In September 2019, Mozilla announced that its Firefox browser will start using the DNS over the HTTPS (DoH) protocol. One the other hand, Google began to test DoH and officially started using it in October. As a background, it is good to understand that there are several channels through which internet traffic operates all over the world that are backed by multiple structures, controlled by ISPS and enterprise systems.
The power of these protocols and the web as a whole has been in the decentralized system of global servers that control the ever-swelling amount of internet traffic. Multiple servers achieve redundancy and eradicate single points of failure. The decentralized process enables many users to use the web without having just a few entities own the routes for the internet’s traffic.
Companies that offer these underlying services run the transport layer that stabilizes the web. They act as navigators of web traffic from consumers to endpoint providers. These protocols moderate cybersecurity threats for web traffic by installing cybersecurity tools, detecting and mitigating malware, and botnet attacks. They also utilize site blockers authorized by governments for learning institutions and parental controls on home networks.
DoH was designed to encrypt web-lookup traffic as part of a new privacy setting and primarily alters how traffic circulates on the internet. Under DoH, the Chrome or Firefox browser will dispatch all search traffic to a preferred DNS resolver by default, not by the user’s request. This improves the browser’s knowledge of a user’s preferences.
Besides, it obscures details of the web traffic, breaking many of the Domain Name System (DNS) based controls around malware and tracking, which are no longer visible or detectable to the network operator passing the traffic directly to Google (for Chrome), or Cloudflare (for Firefox).
Decentralized internet protocols, like Cyber, act as trusted platforms where data is fully owned by users, and the governing rules are permanent, excluding third parties from the cycle. Cyber is a decentralized supercomputer for answers- a relevance machine- designed with the help of go-IPFS and cosmos-SDK.
Cyber offers a protocol for verifiable communication between consensus computers on relevance. It enables programmable semantics and is built on a simple idea of content-based data graphs, created by web3-agents via cyberlinks – a simple, yet a robust semantic base for laying an analytical model of the universe.
The Impacts of the Re-engineering
The re-engineering by Google’s Chrome and Mozilla’s Firefox browsers will change the architectural structure of how their users resolve web queries making the browser the top of the pyramid rather than then traditional endpoint.
This implies that Google and Mozilla want to make network operators, like internet service providers (ISPs), “dumb” channels whose work will be to transmit and receive encrypted data that only the Google browser, Chrome, or the Firefox browser served up by Cloudflare will be able to view.

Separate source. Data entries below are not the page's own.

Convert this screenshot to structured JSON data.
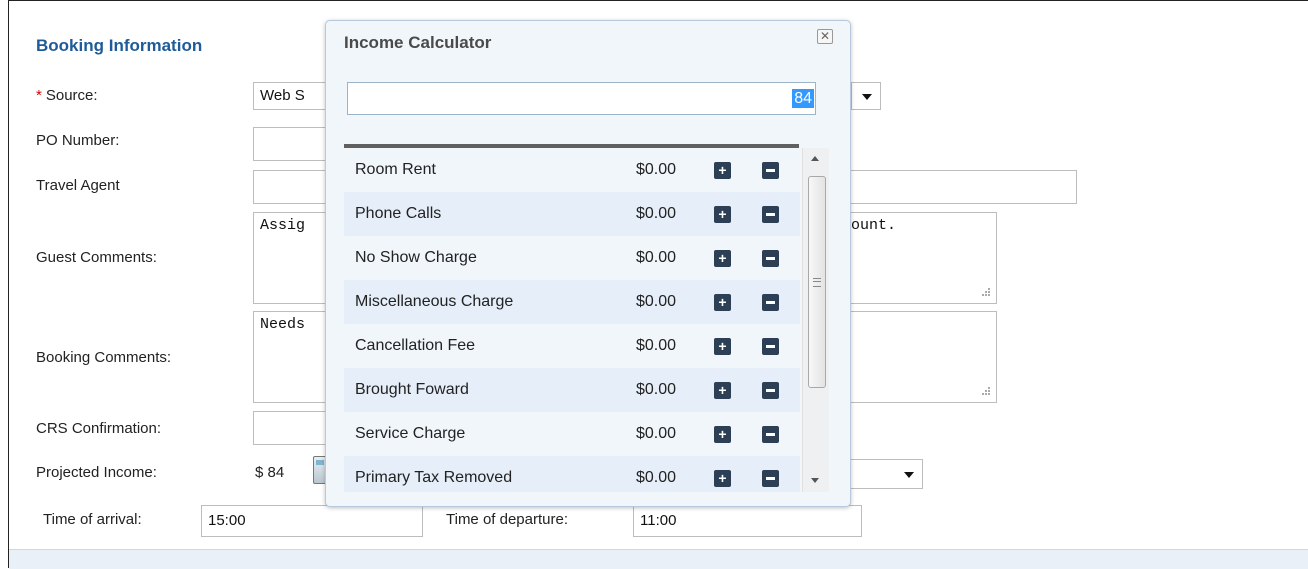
{
  "booking": {
    "section_title": "Booking Information",
    "required_marker": "*",
    "source_label": "Source:",
    "source_value": "Web S",
    "po_label": "PO Number:",
    "po_value": "",
    "travel_agent_label": "Travel Agent",
    "travel_agent_value": "",
    "guest_comments_label": "Guest Comments:",
    "guest_comments_visible_start": "Assig",
    "guest_comments_visible_end": "ount.",
    "booking_comments_label": "Booking Comments:",
    "booking_comments_visible_start": "Needs",
    "crs_label": "CRS Confirmation:",
    "crs_value": "",
    "projected_income_label": "Projected Income:",
    "projected_income_value": "$ 84",
    "arrival_label": "Time of arrival:",
    "arrival_value": "15:00",
    "departure_label": "Time of departure:",
    "departure_value": "11:00"
  },
  "calculator": {
    "title": "Income Calculator",
    "close_icon": "close-icon",
    "input_value": "84",
    "items": [
      {
        "label": "Room Rent",
        "amount": "$0.00"
      },
      {
        "label": "Phone Calls",
        "amount": "$0.00"
      },
      {
        "label": "No Show Charge",
        "amount": "$0.00"
      },
      {
        "label": "Miscellaneous Charge",
        "amount": "$0.00"
      },
      {
        "label": "Cancellation Fee",
        "amount": "$0.00"
      },
      {
        "label": "Brought Foward",
        "amount": "$0.00"
      },
      {
        "label": "Service Charge",
        "amount": "$0.00"
      },
      {
        "label": "Primary Tax Removed",
        "amount": "$0.00"
      }
    ],
    "plus_glyph": "+"
  },
  "colors": {
    "section_title": "#1f5b98",
    "required": "#d60000",
    "popup_bg": "#f1f6fb",
    "row_alt": "#e6eff9",
    "button": "#2c3f55",
    "selection": "#3399ff"
  }
}
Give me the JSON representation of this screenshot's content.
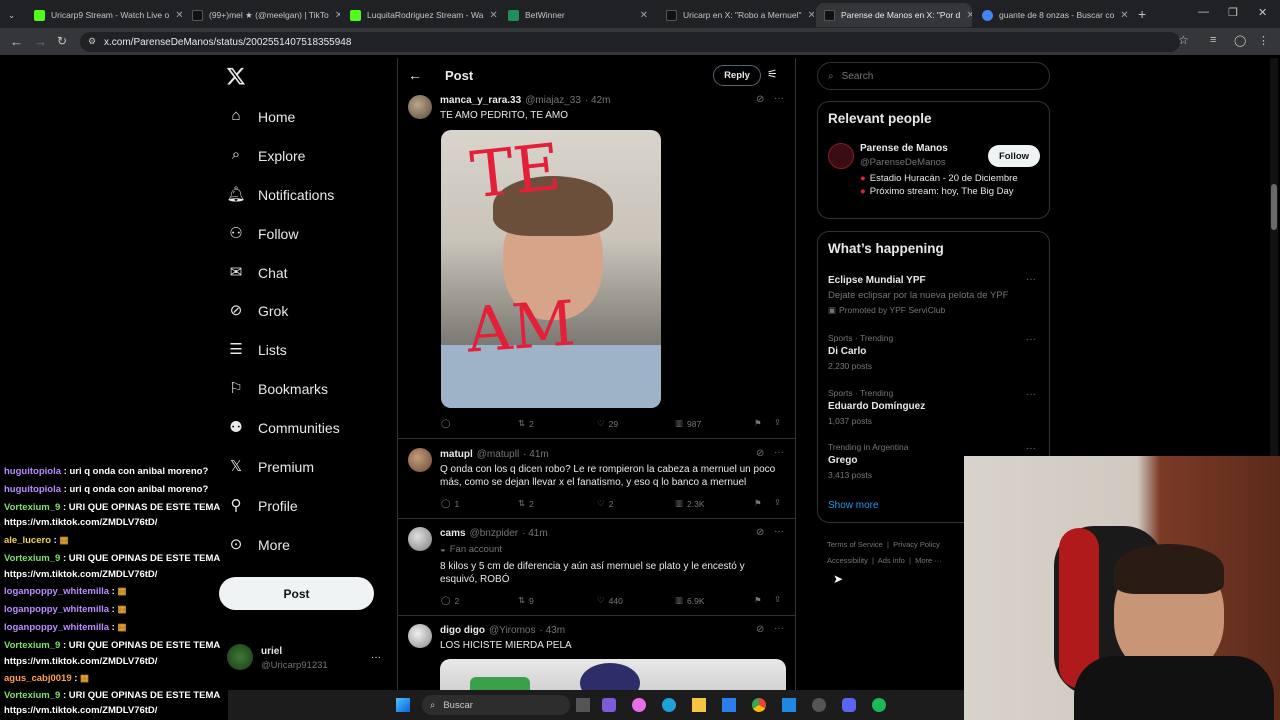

There are major concerns around modifying the way traffic flows from the current decentralized-by-design manner to a company-based, centralized process that directs consumers’ web queries to a particular search engine. Naturally, browsers are meant to serve up ads to users, not to track or filter traffic for security purposes.
This change to the normal process of internet traffic will improve the browsers’ consumer data collection and raise security problems concerning the operation of the network. Google views the changes to its Chrome browser and Android OS as a means to centralize all traffic and have it pass through their protocol first. This ensures that it operates under Google’s control, shifting from Google’s search engine to the next terminus, the real web address a user wants to access.
Security concerns originate from the fact that DoH, in its current state, disables many cybersecurity tools on user devices. Because web query traffic goes directly to the application layer of a particular browser via the preferred path of the browser entity, not the choice of the business IT system or ISP, the monitoring filters on ISPs or business internet servers will no longer view the DNS query traffic. DoH-based encryption implies that only the browser sees the traffic, bypassing standard security management tools.
This plan has network operators worried about what will be affected, altered, or broken once this change is fully implemented. What are the trade-offs? What a certain group calls “surveillance” is what another group calls ad traffic for revenue. DNS was meant to be a decentralized protocol for efficiency. Now its founders are concerned about concentrating so much traffic via an edge provider’s browser.
Permitting a few entities to have control over more internet traffic by changing how users request and receive information could be a game-changer for the whole system. This is the opportune moment to embrace Web 3.0 and decentralized protocols, like Cyber. A decentralized web and decentralized protocol ensure that users have a complete ownership and control of their information and enjoy the security of encryption. Information will only be shared on permission or case-by-case basis.